Após o encontro, o ministro da Cidadania, João Roma, disse que a reestruturação do Bolsa Família ocorrerá por meio de MP e não tratará de valores. O texto, segundo Roma, deve ser entregue ao Congresso ainda nesta semana.
“A discussão é acerca de uma modulação, acerca dos precatórios. De alguma forma, isso impacta o Orçamento do próximo ano que, por sua vez, poderia impactar no programa social, mas o programa social não visa de forma nenhuma sair do teto”.

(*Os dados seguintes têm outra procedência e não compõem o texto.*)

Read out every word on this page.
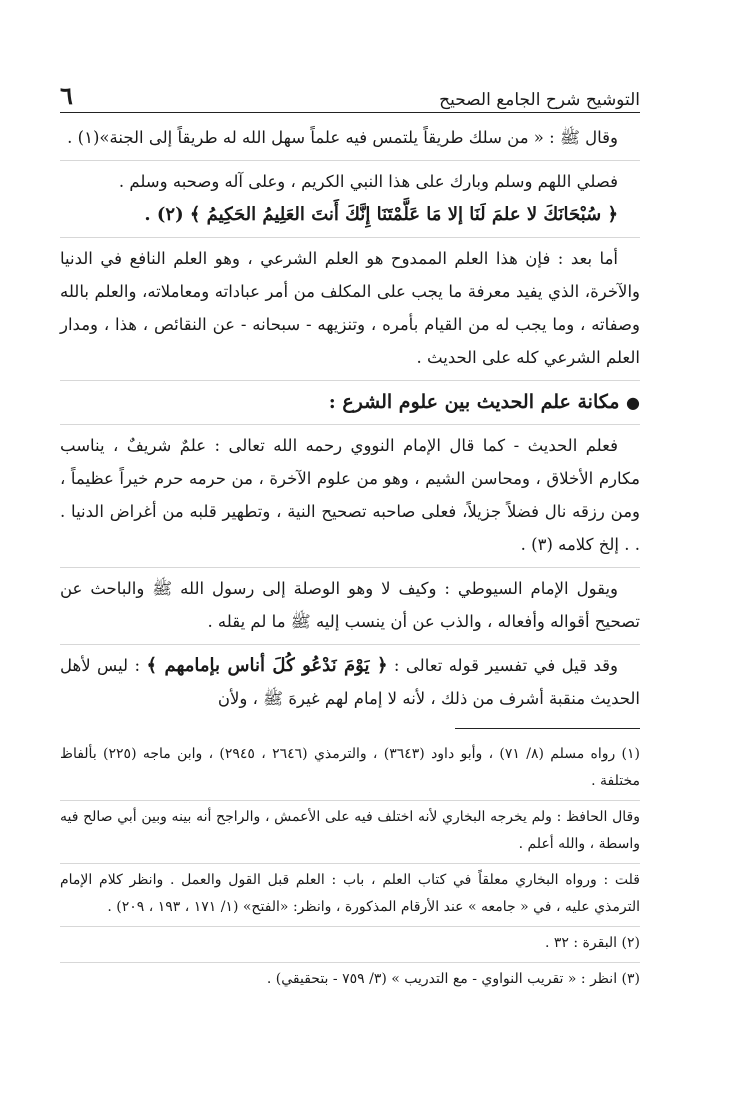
التوشيح شرح الجامع الصحيح
٦

وقال ﷺ : « من سلك طريقاً يلتمس فيه علماً سهل الله له طريقاً إلى الجنة»(١) .

فصلي اللهم وسلم وبارك على هذا النبي الكريم ، وعلى آله وصحبه وسلم .

﴿ سُبْحَانَكَ لا علمَ لَنَا إلا مَا عَلَّمْتَنَا إِنَّكَ أَنتَ العَلِيمُ الحَكِيمُ ﴾ (٢) .

أما بعد : فإن هذا العلم الممدوح هو العلم الشرعي ، وهو العلم النافع في الدنيا والآخرة، الذي يفيد معرفة ما يجب على المكلف من أمر عباداته ومعاملاته، والعلم بالله وصفاته ، وما يجب له من القيام بأمره ، وتنزيهه - سبحانه - عن النقائص ، هذا ، ومدار العلم الشرعي كله على الحديث .

● مكانة علم الحديث بين علوم الشرع :

فعلم الحديث - كما قال الإمام النووي رحمه الله تعالى : علمٌ شريفٌ ، يناسب مكارم الأخلاق ، ومحاسن الشيم ، وهو من علوم الآخرة ، من حرمه حرم خيراً عظيماً ، ومن رزقه نال فضلاً جزيلاً، فعلى صاحبه تصحيح النية ، وتطهير قلبه من أغراض الدنيا . . . إلخ كلامه (٣) .

ويقول الإمام السيوطي : وكيف لا وهو الوصلة إلى رسول الله ﷺ والباحث عن تصحيح أقواله وأفعاله ، والذب عن أن ينسب إليه ﷺ ما لم يقله .

وقد قيل في تفسير قوله تعالى : ﴿ يَوْمَ نَدْعُو كُلَ أناس بإمامهم ﴾ : ليس لأهل الحديث منقبة أشرف من ذلك ، لأنه لا إمام لهم غيرهَ ﷺ ، ولأن

(١) رواه مسلم (٨/ ٧١) ، وأبو داود (٣٦٤٣) ، والترمذي (٢٦٤٦ ، ٢٩٤٥) ، وابن ماجه (٢٢٥) بألفاظ مختلفة .

وقال الحافظ : ولم يخرجه البخاري لأنه اختلف فيه على الأعمش ، والراجح أنه بينه وبين أبي صالح فيه واسطة ، والله أعلم .

قلت : ورواه البخاري معلقاً في كتاب العلم ، باب : العلم قبل القول والعمل . وانظر كلام الإمام الترمذي عليه ، في « جامعه » عند الأرقام المذكورة ، وانظر: «الفتح» (١/ ١٧١ ، ١٩٣ ، ٢٠٩) .

(٢) البقرة : ٣٢ .

(٣) انظر : « تقريب النواوي - مع التدريب » (٣/ ٧٥٩ - بتحقيقي) .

O governo segue com a ideia de ampliar o número de beneficiários do Bolsa Família, de 14,7 milhões para 17 milhões no novo programa social.
Pacheco afirmou que foram discutidas alternativas para se compatibilizar o pagamento de precatórios pela União e um programa social que atenda a população vulnerável “com a responsabilidade fiscal necessária”.
“Envidaremos os esforços para essa solução, com especial destaque ao fato de que a população carente precisa ser assistida com uma renda mínima que minimize a fome e a miséria no Brasil”, afirmou em rede social.
Em nota, a Casa Civil disse, após o encontro, que a PEC “faz um ajuste nas regras de parcelamento dos precatórios, ampliando a possibilidade de parcelamento já prevista na Constituição Federal.”
De acordo com técnicos que participam da formulação do texto, o primeiro eixo da proposta terá como alvo os chamados superprecatórios, dívidas judiciais do governo com valores acima de R$ 66 milhões (60 mil salários mínimos).
A medida deve prever um alongamento desses débitos, com pagamento de entrada e parcelamento em nove anos. Esse ponto traria um alívio de aproximadamente R$ 20 bilhões aos cofres do Tesouro Nacional em 2022.
Cálculo interno do Ministério da Economia aponta que os precatórios com valor superior a R$ 66 milhões, que serão alvo do parcelamento, representam 3% do total desses passivos.
Outro mecanismo estabelece que o gasto total do governo com precatórios será limitado a 2,6% da receita corrente líquida anual (somatório da arrecadação tributária, deduzidas as transferências constitucionais). O potencial de economia com esse dispositivo ultrapassa R$ 20 bilhões.
O texto ainda estabelece um sistema especial para dívidas entre entes da federação. Se um estado, por exemplo, tem um precatório a receber do governo federal, ele poderá usar esse valor para abater outra dívida com a União.
Segundo fonte da pasta, uma das versões formuladas da PEC previa que o governo pagasse de imediato os precatórios com valor de até R$ 66 mil, o que reduziria o impacto da medida sobre pessoas que não possuem renda alta. Ainda havia dúvidas se o dispositivo estaria na versão final do texto.
O analista do Senado e especialista em contas públicas Leonardo Ribeiro discorda da proposta do time de Guedes. Para ele, a medida sinaliza que o governo não pretende honrar suas dívidas e pode ser lida como uma espécie de calote.
“Cumprir o teto dessa forma, criando espaço fiscal para um novo programa social, é uma medida fiscalmente irresponsável”, disse.
Na avaliação do economista, o parcelamento de precatórios faz sentido apenas para estados e municípios quando há forte dificuldade em caixa para manter a prestação de serviços públicos básicos.
“A União pode emitir dívida, via emissão de títulos públicos no mercado, para pagar os precatórios em vez de dar calote”, afirmou, ressaltando que os governos regionais não têm essa prerrogativa.